Zur Schule statt in den Steinbruch

Würde die Kinderarbeit weltweit abgeschafft, überstiegen die wirtschaftlichen Vorteile die Kosten bei weitem, ergibt eine neue Studie der Internationalen Arbeitsorganisation

BERLIN taz ■ Die weltweite Abschaffung der Kinderarbeit würde enorme wirtschaftliche Vorteile mit sich bringen. Das schreibt die Internationale Arbeitsorganisation (ILO, Genf) in einer gestern veröffentlichten Studie. Berechnet für den Zeitraum bis 2020 würden die Kosten rund 760 Milliarden US-Dollar betragen, der Wohlstandszuwachs hingegen über 4.000 Milliarden Dollar.

Diese Zahlen beruhten teilweise auf Schätzungen, räumt die ILO ein. Die Schlussfolgerung, dass die Einnahmen die Ausgaben bei weitem überstiegen, sei jedoch belastbar. 246 Millionen Kinder müssen nach ILO-Angaben derzeit arbeiten, um das Einkommen ihrer Familien zu sichern. 179 Millionen Kinder leisten dabei Arbeiten, die ihre Gesundheit oder Psyche schädigen.

Als besten und einfachsten Weg, die international geächtete Kinderarbeit abzuschaffen, bezeichnet die ILO Bildung. Wenn Kinder auf die Schule geschickt würden statt in Steinbrüche, Fabriken oder Bordelle, steigere das ihre späteren Verdienstchancen. Nach Berechnungen der Arbeitsorganisation bedeutet jedes Jahr, das unter 14-jährige auf einer Grundschule verbringen, einen späteren Einkommenszuwachs von 11 Prozent.

Und nicht nur die individuellen Möglichkeiten nähmen zu, sondern auch der Wohlstand der entsprechenden Volkswirtschaft, argumentiert die ILO. Höhere Qualifikationen und mehr Wissen seien die Voraussetzungen dafür, dass heute schlecht entwickelte Staaten in Zukunft einen größeren Anteil am Welthandel übernehmen könnten.

Ein Haken an der Sache: In den ersten Jahren entsprechender Programme wären die Kosten höher als die Einnahmen. Familien, die ihre Kinder nicht mehr zur Arbeit schickten, müssten einen Ausgleich für das ausbleibende Einkommen erhalten. Die Verbesserung der Schulbildung könne deshalb nur gelingen, schreibt die ILO, wenn arme Haushalte von jeweiligen Staat finanziell unterstützt würden, solange die Kinder die Schule besuchen. Als Beispiel nennt die ILO entsprechende Programme in Brasilien.

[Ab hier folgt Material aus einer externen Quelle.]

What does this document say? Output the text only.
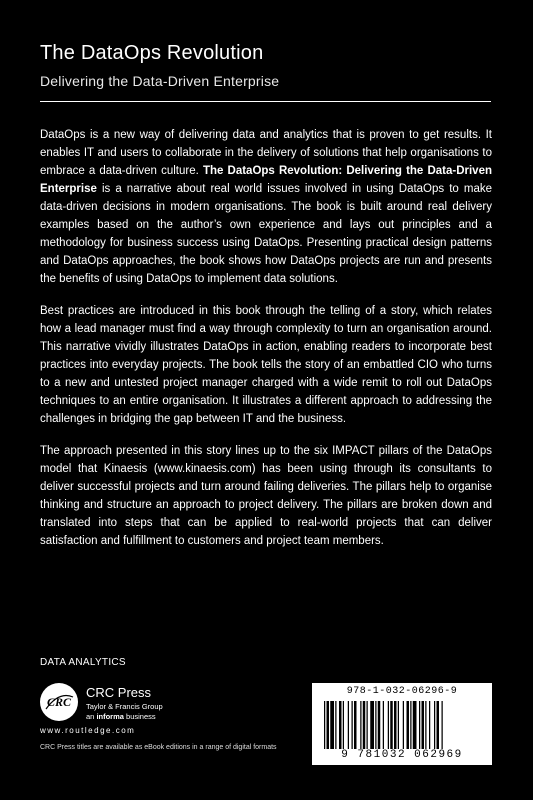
The DataOps Revolution
Delivering the Data-Driven Enterprise

DataOps is a new way of delivering data and analytics that is proven to get results. It enables IT and users to collaborate in the delivery of solutions that help organisations to embrace a data-driven culture. The DataOps Revolution: Delivering the Data-Driven Enterprise is a narrative about real world issues involved in using DataOps to make data-driven decisions in modern organisations. The book is built around real delivery examples based on the author’s own experience and lays out principles and a methodology for business success using DataOps. Presenting practical design patterns and DataOps approaches, the book shows how DataOps projects are run and presents the benefits of using DataOps to implement data solutions.

Best practices are introduced in this book through the telling of a story, which relates how a lead manager must find a way through complexity to turn an organisation around. This narrative vividly illustrates DataOps in action, enabling readers to incorporate best practices into everyday projects. The book tells the story of an embattled CIO who turns to a new and untested project manager charged with a wide remit to roll out DataOps techniques to an entire organisation. It illustrates a different approach to addressing the challenges in bridging the gap between IT and the business.

The approach presented in this story lines up to the six IMPACT pillars of the DataOps model that Kinaesis (www.kinaesis.com) has been using through its consultants to deliver successful projects and turn around failing deliveries. The pillars help to organise thinking and structure an approach to project delivery. The pillars are broken down and translated into steps that can be applied to real-world projects that can deliver satisfaction and fulfillment to customers and project team members.

DATA ANALYTICS
CRC
CRC Press
Taylor & Francis Group
an informa business
www.routledge.com
CRC Press titles are available as eBook editions in a range of digital formats
978-1-032-06296-9
9 781032 062969
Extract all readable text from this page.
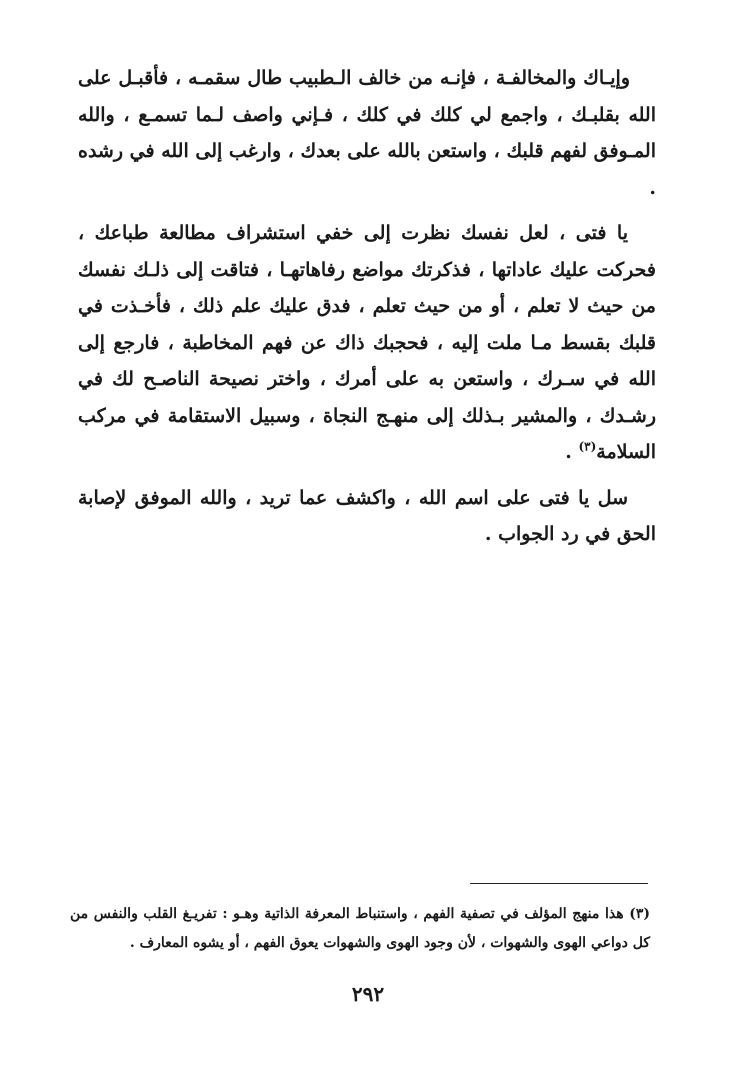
وإيـاك والمخالفـة ، فإنـه من خالف الـطبيب طال سقمـه ، فأقبـل على الله بقلبـك ، واجمع لي كلك في كلك ، فـإني واصف لـما تسمـع ، والله المـوفق لفهم قلبك ، واستعن بالله على بعدك ، وارغب إلى الله في رشده .

يا فتى ، لعل نفسك نظرت إلى خفي استشراف مطالعة طباعك ، فحركت عليك عاداتها ، فذكرتك مواضع رفاهاتهـا ، فتاقت إلى ذلـك نفسك من حيث لا تعلم ، أو من حيث تعلم ، فدق عليك علم ذلك ، فأخـذت في قلبك بقسط مـا ملت إليه ، فحجبك ذاك عن فهم المخاطبة ، فارجع إلى الله في سـرك ، واستعن به على أمرك ، واختر نصيحة الناصـح لك في رشـدك ، والمشير بـذلك إلى منهـج النجاة ، وسبيل الاستقامة في مركب السلامة$^{(٣)}$ .

سل يا فتى على اسم الله ، واكشف عما تريد ، والله الموفق لإصابة الحق في رد الجواب .

(٣) هذا منهج المؤلف في تصفية الفهم ، واستنباط المعرفة الذاتية وهـو : تفريـغ القلب والنفس من كل دواعي الهوى والشهوات ، لأن وجود الهوى والشهوات يعوق الفهم ، أو يشوه المعارف .

٢٩٢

Klaus Heidel, Experte für Kinderarbeit bei der Werkstatt Ökonomie in Heidelberg, hält den Nutzen der Studie für fraglich. Kinderarbeit werde nicht nur durch Armut, sondern zum Beispiel auch durch das Kastensystem in Indien getragen, so Heidel. Der Ansatz, die Bildung zu fördern, sei deshalb oft zum Scheitern verurteilt. Anstatt Kinderarbeit abschaffen zu wollen, könne es sinnvoller sein, die soziale und rechtliche Situation der Kinder zu stärken.